Often, billionaires are associated with the fossil fuel industry. However, the trend seems to have been changing in recent years. From T. Boone Pickens investments in wind energy, to Bill Gates championing clean technology and Richard Branson’s passion for biofuels, the list is growing.

You can add another one to the list…

Meet Tom Steyer, a billionaire hedge fund manager, who is worth $1.3 billion. Recently, he announced he is leaving Farallon Capital. Steyer plans to devote more time towards both charitable and political causes, according to a Reuters article.

One of them is the upcoming Proposition 39 in California, which he helped put on the November ballot. If successful, the bill would look to stamp out loop holes that benefit out-of-state corporations in California. Under the new bill, if it passes, such companies would pay taxes based on sales within the state.

Proposition 39 would also put half of $1 billion raised from the new taxes into clean energy and energy efficiency jobs within the first five years.

Steyer, who has put an astonishing $21.9 million towards the proposal, believes it’s vital to rapidly moving off coal and towards a clean energy future:

His plan: “We immediately get off coal. We move to something that we actually can live with, and proves we can do it in a way that provides a ton of jobs, you know, improves our health, and sets us on a profitable path for the long-term, where we are not causing massive destruction.”

This is not the first time Steyer has been involved in environmental propositions. In 2010, he put $6 million against Proposition 23, which would have weakened greenhouse gas regulations in California.

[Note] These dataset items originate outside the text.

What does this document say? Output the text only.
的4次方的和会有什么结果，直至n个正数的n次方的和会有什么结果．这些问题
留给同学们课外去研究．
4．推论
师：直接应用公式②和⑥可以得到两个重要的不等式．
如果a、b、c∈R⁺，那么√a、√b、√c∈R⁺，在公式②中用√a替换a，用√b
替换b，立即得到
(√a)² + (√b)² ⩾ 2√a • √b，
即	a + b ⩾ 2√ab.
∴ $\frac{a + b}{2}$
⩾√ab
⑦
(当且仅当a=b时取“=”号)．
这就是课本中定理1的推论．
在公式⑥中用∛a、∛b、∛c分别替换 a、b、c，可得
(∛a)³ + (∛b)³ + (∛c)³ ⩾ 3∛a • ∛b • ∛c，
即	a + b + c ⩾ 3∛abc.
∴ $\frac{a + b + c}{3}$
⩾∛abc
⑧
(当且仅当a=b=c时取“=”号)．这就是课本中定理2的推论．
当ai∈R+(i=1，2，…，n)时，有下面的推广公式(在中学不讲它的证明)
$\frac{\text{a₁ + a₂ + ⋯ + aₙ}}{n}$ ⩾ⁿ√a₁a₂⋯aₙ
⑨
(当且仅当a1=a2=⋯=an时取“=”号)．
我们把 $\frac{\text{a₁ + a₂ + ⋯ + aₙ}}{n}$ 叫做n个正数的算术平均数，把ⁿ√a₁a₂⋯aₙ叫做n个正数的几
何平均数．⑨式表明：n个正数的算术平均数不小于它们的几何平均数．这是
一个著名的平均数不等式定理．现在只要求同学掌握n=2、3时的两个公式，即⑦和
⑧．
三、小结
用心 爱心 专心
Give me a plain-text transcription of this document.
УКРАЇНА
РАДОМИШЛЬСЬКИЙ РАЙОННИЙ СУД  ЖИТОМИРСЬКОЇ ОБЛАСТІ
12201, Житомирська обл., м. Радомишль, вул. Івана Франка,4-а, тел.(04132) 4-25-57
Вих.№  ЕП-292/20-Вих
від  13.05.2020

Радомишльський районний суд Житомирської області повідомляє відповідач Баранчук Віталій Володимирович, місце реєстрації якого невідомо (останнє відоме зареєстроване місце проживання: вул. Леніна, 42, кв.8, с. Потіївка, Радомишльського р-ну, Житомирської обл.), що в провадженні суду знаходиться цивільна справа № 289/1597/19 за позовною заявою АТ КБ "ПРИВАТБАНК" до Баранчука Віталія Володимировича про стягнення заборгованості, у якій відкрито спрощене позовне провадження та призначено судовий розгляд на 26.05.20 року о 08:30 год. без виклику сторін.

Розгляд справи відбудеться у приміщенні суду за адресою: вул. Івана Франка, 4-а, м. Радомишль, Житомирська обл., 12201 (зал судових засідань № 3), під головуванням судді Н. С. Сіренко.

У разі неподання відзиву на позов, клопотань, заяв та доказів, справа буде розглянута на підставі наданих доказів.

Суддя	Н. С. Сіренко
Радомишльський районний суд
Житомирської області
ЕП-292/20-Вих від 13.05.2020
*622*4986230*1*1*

More billionaires like Steyer in the clean energy arena is a good move, as this infant industry needs strong financial backing against the dirtiest players in the energy game.

Comments

One response to “US billionaire Tom Steyer to push clean energy agenda”

  1. Nathan Avatar
    Nathan

    Thanks for the article!

    Nice to see this effect gaining coverage. As an Aussie reporting on energy in Germany, I’d like to point out one problem, though: The price of carbon. It’s relatively high in Australia compared to Europe, where pathetic CO2 prices are encouraging gas plants to be shut in favour of the dirtiest coal plants.
    Sure, gas is expensive in Europe for a number of reasons. But the languishing carbon price is helping make sure the least-worst fossil fuel (and also the most flexible to back up renewables) has been pushed to the very back of the merit order. Right now the European Commission is looking at a way of boosting the CO2 price by ‘backloading’ some of the scheme’s auctioned permits to the end of the decade. Even if they can get political agreement on this, some carbon analysts think the measure will at best only prevent a further collapse in the price. Australia joins Europe’s ETS in 2015 – will that have the ironic effect of saving Australian coal?

    I know a lot of smart people say an ETS remains the most efficient way of dealing with the climate problem, but I can’t help thinking a tax would be simpler and more effective. Not least for businesses.